My only real play here was to go the simplest route: get the bad guys in my radius and kill them. Mallory, whoever she was, couldn’t use any kind of spell on me, including her big clay toy, so the greatest danger was that one of them would be carrying a gun. I didn’t have my vest anymore, but I was guessing—well, betting my life, actually—that nobody was going to shoot me on sight. Olivia would try to convert me first, to get me on Team Evil. I just had to play along long enough to get close to both of them, shoot them, and be done. I took a deep breath. Piece of cake.

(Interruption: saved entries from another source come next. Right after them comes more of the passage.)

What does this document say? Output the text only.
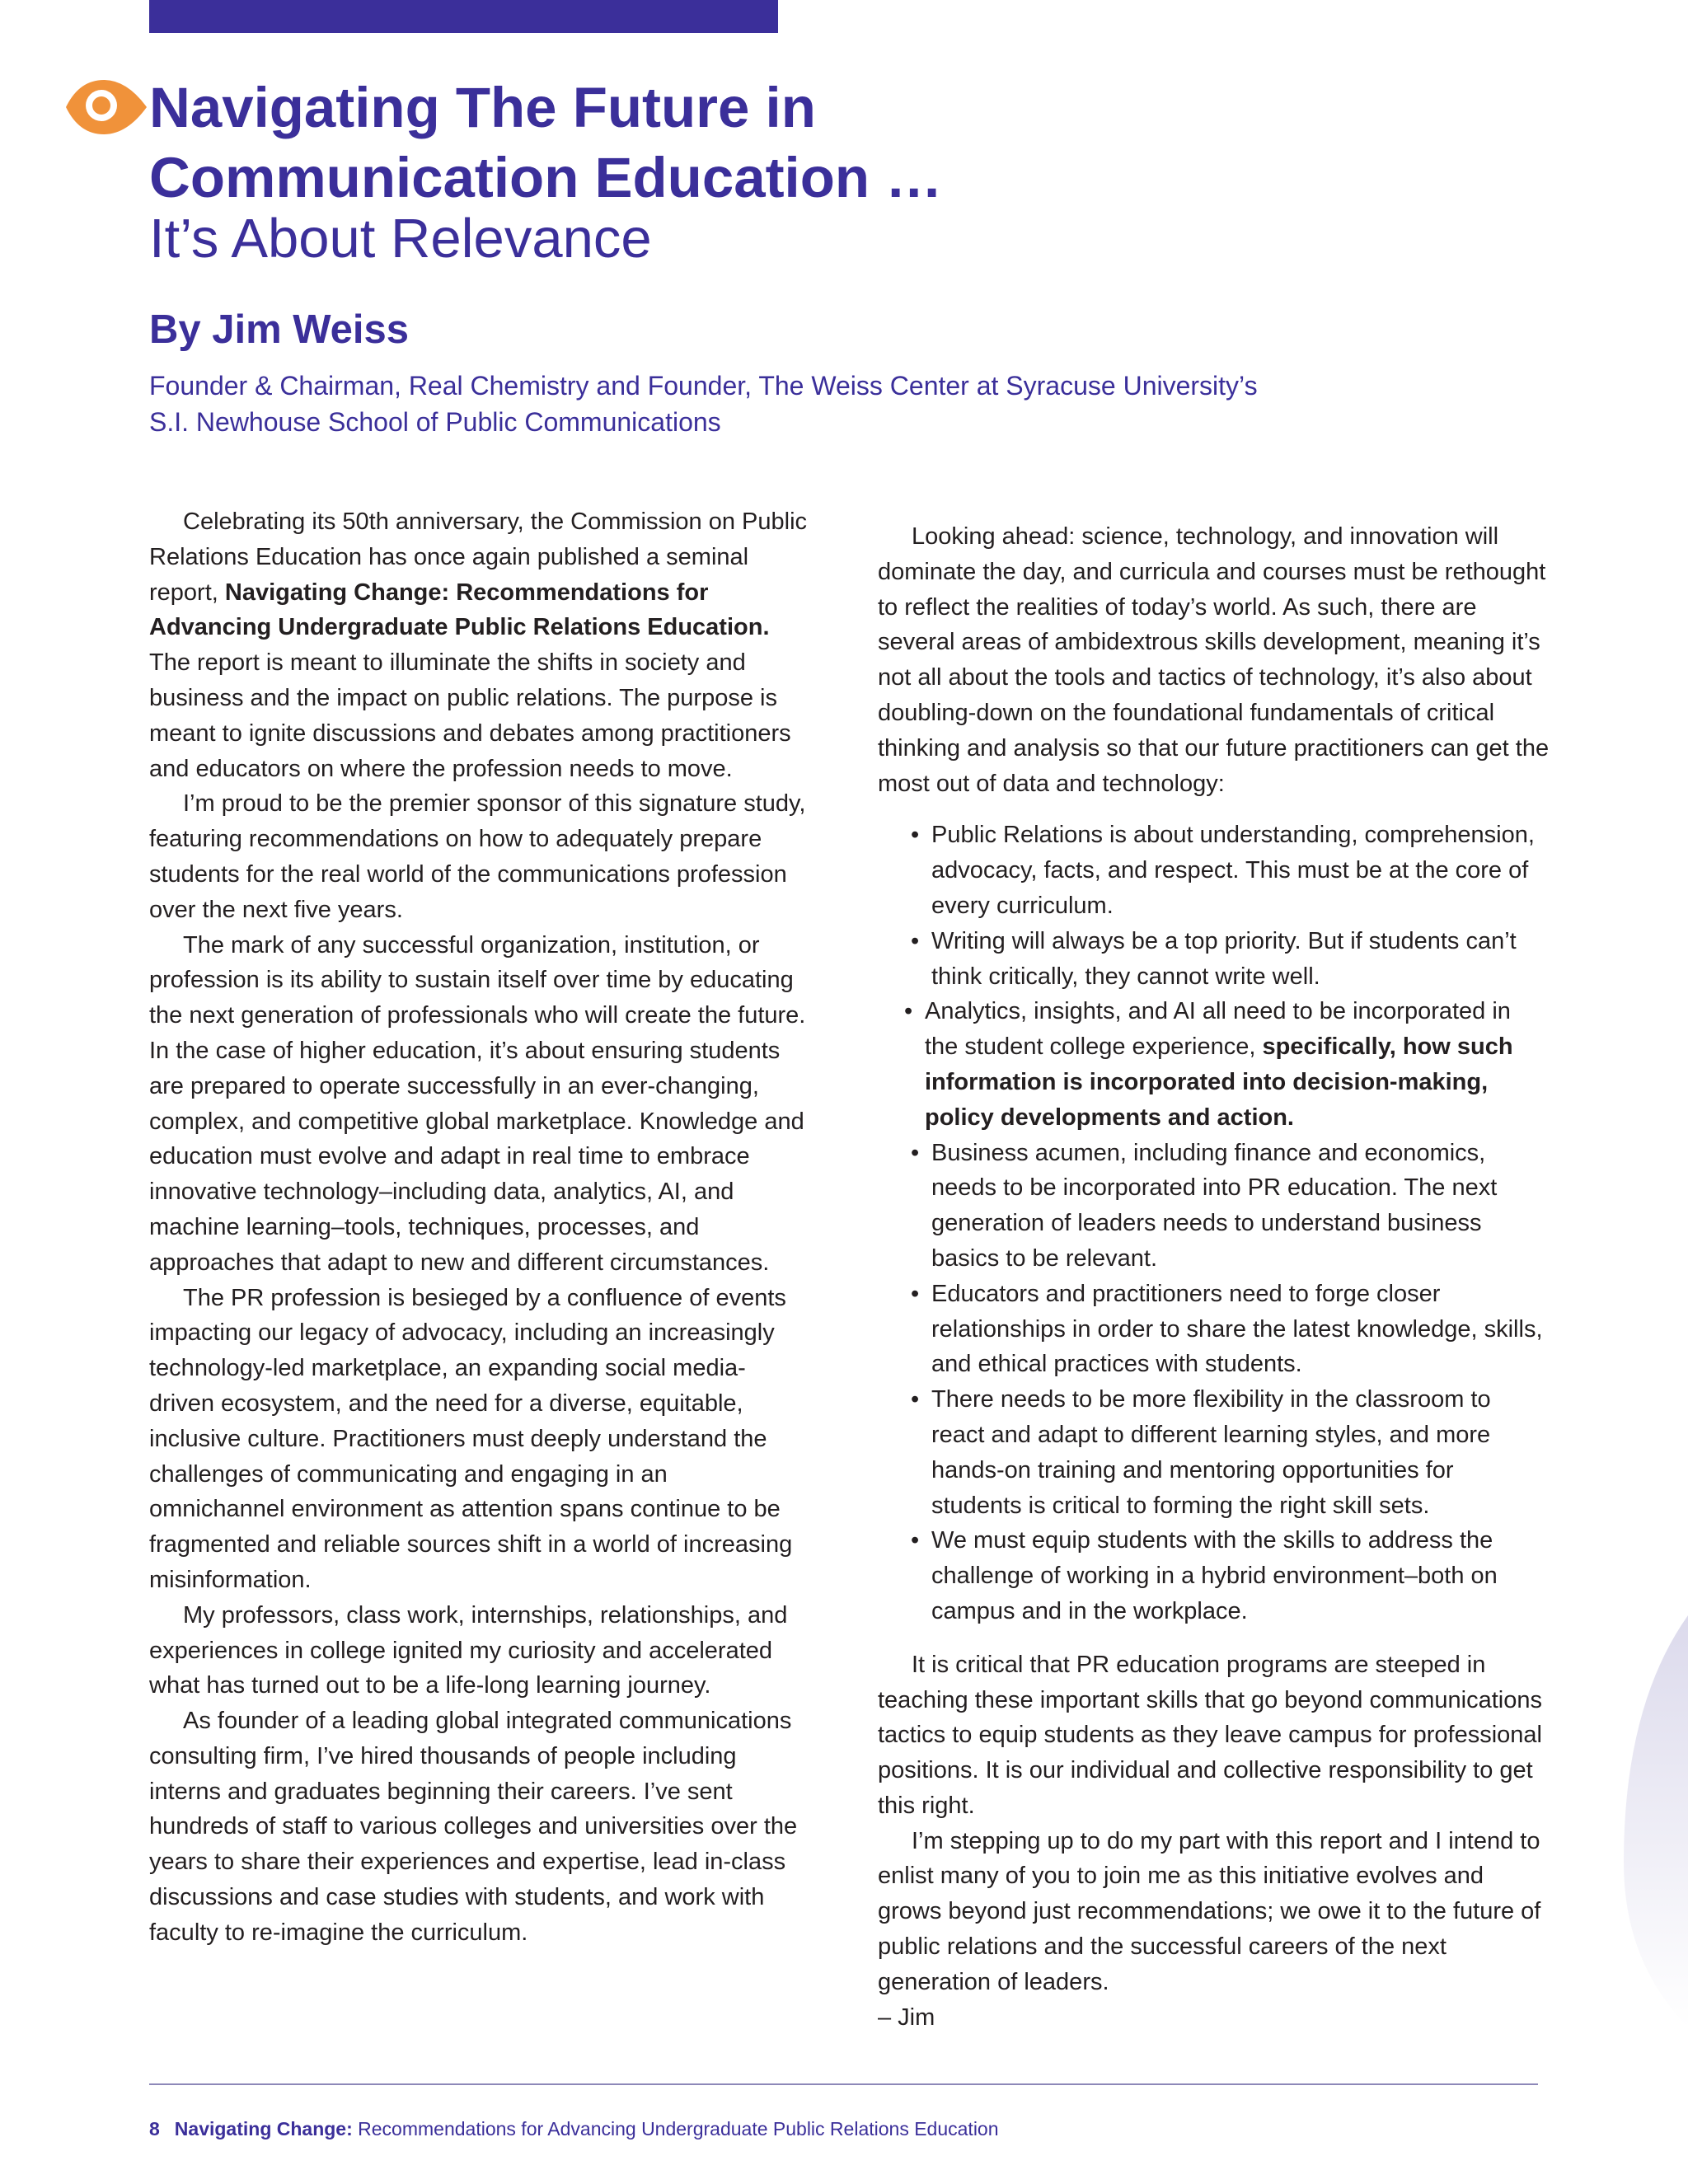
Navigating The Future in
Communication Education …
It’s About Relevance
By Jim Weiss
Founder & Chairman, Real Chemistry and Founder, The Weiss Center at Syracuse University’s
S.I. Newhouse School of Public Communications

Celebrating its 50th anniversary, the Commission on Public Relations Education has once again published a seminal report, Navigating Change: Recommendations for Advancing Undergraduate Public Relations Education. The report is meant to illuminate the shifts in society and business and the impact on public relations. The purpose is meant to ignite discussions and debates among practitioners and educators on where the profession needs to move.

I’m proud to be the premier sponsor of this signature study, featuring recommendations on how to adequately prepare students for the real world of the communications profession over the next five years.

The mark of any successful organization, institution, or profession is its ability to sustain itself over time by educating the next generation of professionals who will create the future. In the case of higher education, it’s about ensuring students are prepared to operate successfully in an ever-changing, complex, and competitive global marketplace. Knowledge and education must evolve and adapt in real time to embrace innovative technology–including data, analytics, AI, and machine learning–tools, techniques, processes, and approaches that adapt to new and different circumstances.

The PR profession is besieged by a confluence of events impacting our legacy of advocacy, including an increasingly technology-led marketplace, an expanding social media-driven ecosystem, and the need for a diverse, equitable, inclusive culture. Practitioners must deeply understand the challenges of communicating and engaging in an omnichannel environment as attention spans continue to be fragmented and reliable sources shift in a world of increasing misinformation.

My professors, class work, internships, relationships, and experiences in college ignited my curiosity and accelerated what has turned out to be a life-long learning journey.

As founder of a leading global integrated communications consulting firm, I’ve hired thousands of people including interns and graduates beginning their careers. I’ve sent hundreds of staff to various colleges and universities over the years to share their experiences and expertise, lead in-class discussions and case studies with students, and work with faculty to re-imagine the curriculum.

Looking ahead: science, technology, and innovation will dominate the day, and curricula and courses must be rethought to reflect the realities of today’s world. As such, there are several areas of ambidextrous skills development, meaning it’s not all about the tools and tactics of technology, it’s also about doubling-down on the foundational fundamentals of critical thinking and analysis so that our future practitioners can get the most out of data and technology:

• Public Relations is about understanding, comprehension, advocacy, facts, and respect. This must be at the core of every curriculum.
• Writing will always be a top priority. But if students can’t think critically, they cannot write well.
• Analytics, insights, and AI all need to be incorporated in the student college experience, specifically, how such information is incorporated into decision-making, policy developments and action.
• Business acumen, including finance and economics, needs to be incorporated into PR education. The next generation of leaders needs to understand business basics to be relevant.
• Educators and practitioners need to forge closer relationships in order to share the latest knowledge, skills, and ethical practices with students.
• There needs to be more flexibility in the classroom to react and adapt to different learning styles, and more hands-on training and mentoring opportunities for students is critical to forming the right skill sets.
• We must equip students with the skills to address the challenge of working in a hybrid environment–both on campus and in the workplace.

It is critical that PR education programs are steeped in teaching these important skills that go beyond communications tactics to equip students as they leave campus for professional positions. It is our individual and collective responsibility to get this right.

I’m stepping up to do my part with this report and I intend to enlist many of you to join me as this initiative evolves and grows beyond just recommendations; we owe it to the future of public relations and the successful careers of the next generation of leaders.

– Jim

8 Navigating Change: Recommendations for Advancing Undergraduate Public Relations Education
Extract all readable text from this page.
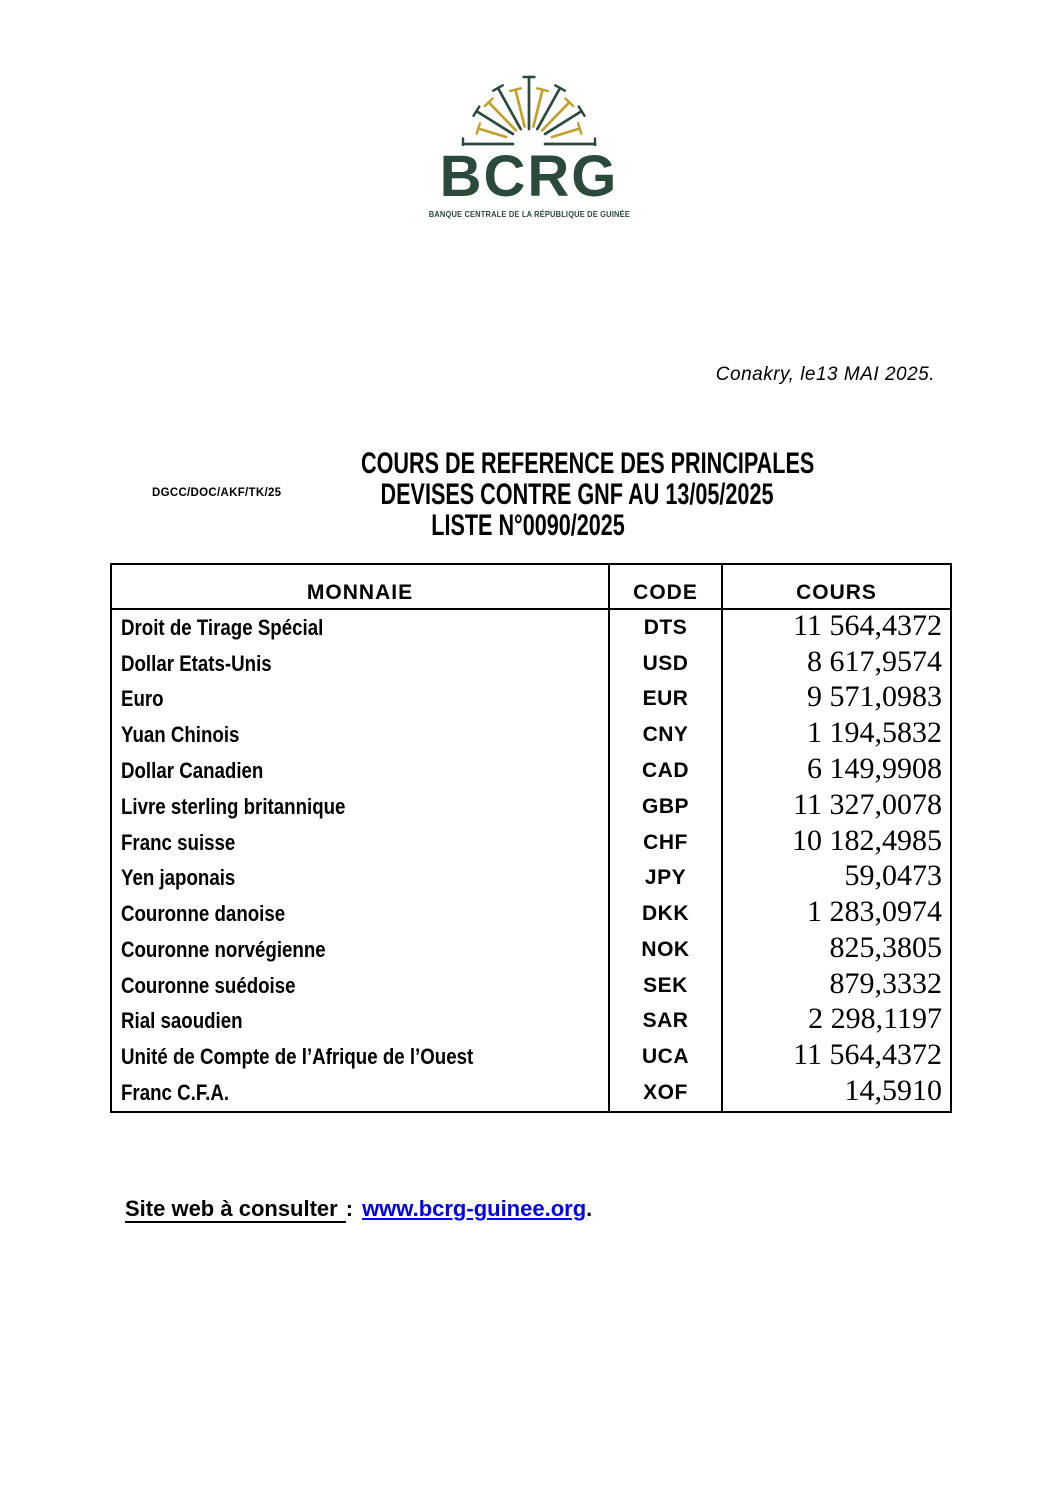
BCRG
BANQUE CENTRALE DE LA RÉPUBLIQUE DE GUINÉE
Conakry, le13 MAI 2025.
DGCC/DOC/AKF/TK/25
COURS DE REFERENCE DES PRINCIPALES
DEVISES CONTRE GNF AU 13/05/2025
LISTE N°0090/2025
MONNAIE	CODE	COURS
Droit de Tirage Spécial	DTS	11 564,4372
Dollar Etats-Unis	USD	8 617,9574
Euro	EUR	9 571,0983
Yuan Chinois	CNY	1 194,5832
Dollar Canadien	CAD	6 149,9908
Livre sterling britannique	GBP	11 327,0078
Franc suisse	CHF	10 182,4985
Yen japonais	JPY	59,0473
Couronne danoise	DKK	1 283,0974
Couronne norvégienne	NOK	825,3805
Couronne suédoise	SEK	879,3332
Rial saoudien	SAR	2 298,1197
Unité de Compte de l’Afrique de l’Ouest	UCA	11 564,4372
Franc C.F.A.	XOF	14,5910
Site web à consulter : www.bcrg-guinee.org.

I looked down at myself, in the boots, T-shirt, and boxers. Where the hell was I going to put it? The boxers were too loose to hold the massive gun up, and my boots were too tight for it to fit inside. I sighed, wishing I’d kept the holster Jesse had given me. Out of ideas, I finally got a roll of duct tape from the desk and taped the gun to my lower back with a big X of tape. It hurt to bend my arms that way, and pulling the gun and tape off of my back would require an even more awkward position, but you couldn’t see the gun while I was moving around in the T-shirt.

And besides, it had worked for Bruce Willis in a movie once.

I left my cell phone on the desk and stepped toward the hallway, pausing in the doorway to listen. I could hear the low voices of Matthias and Will still talking in the other room. Just across the hall, Anastasia was crying softly next to her unconscious girlfriend. I turned the other way, walking straight out the back exit and into the night.





Chapter 26


“What do you mean, she never got here?” Jesse Cruz asked the intake nurse, seething with frustration.

The nurse flicked a few keys on her keyboard with long, scary-looking red nails. “I have no record of anyone with that name coming in this evening,” she reported. She gave him a professionally helpless look. “I’m sorry, Detective. There’s nothing else I can tell you.

Jesse fidgeted, unwilling to move away from the counter despite the three people in line behind him. He had hitched a ride with a squad car to get to the hospital, irritated but unsurprised that Scarlett had decided to drive herself to get checked out. When he’d finally arrived at the hospital, he’d been so angry, his thoughts focused on Runa and her betrayal, replaying all the conversations they’d had to see what he might have given away. After he’d learned that Scarlett never arrived at the hospital, though, the rage had suddenly drained away, replaced by worry.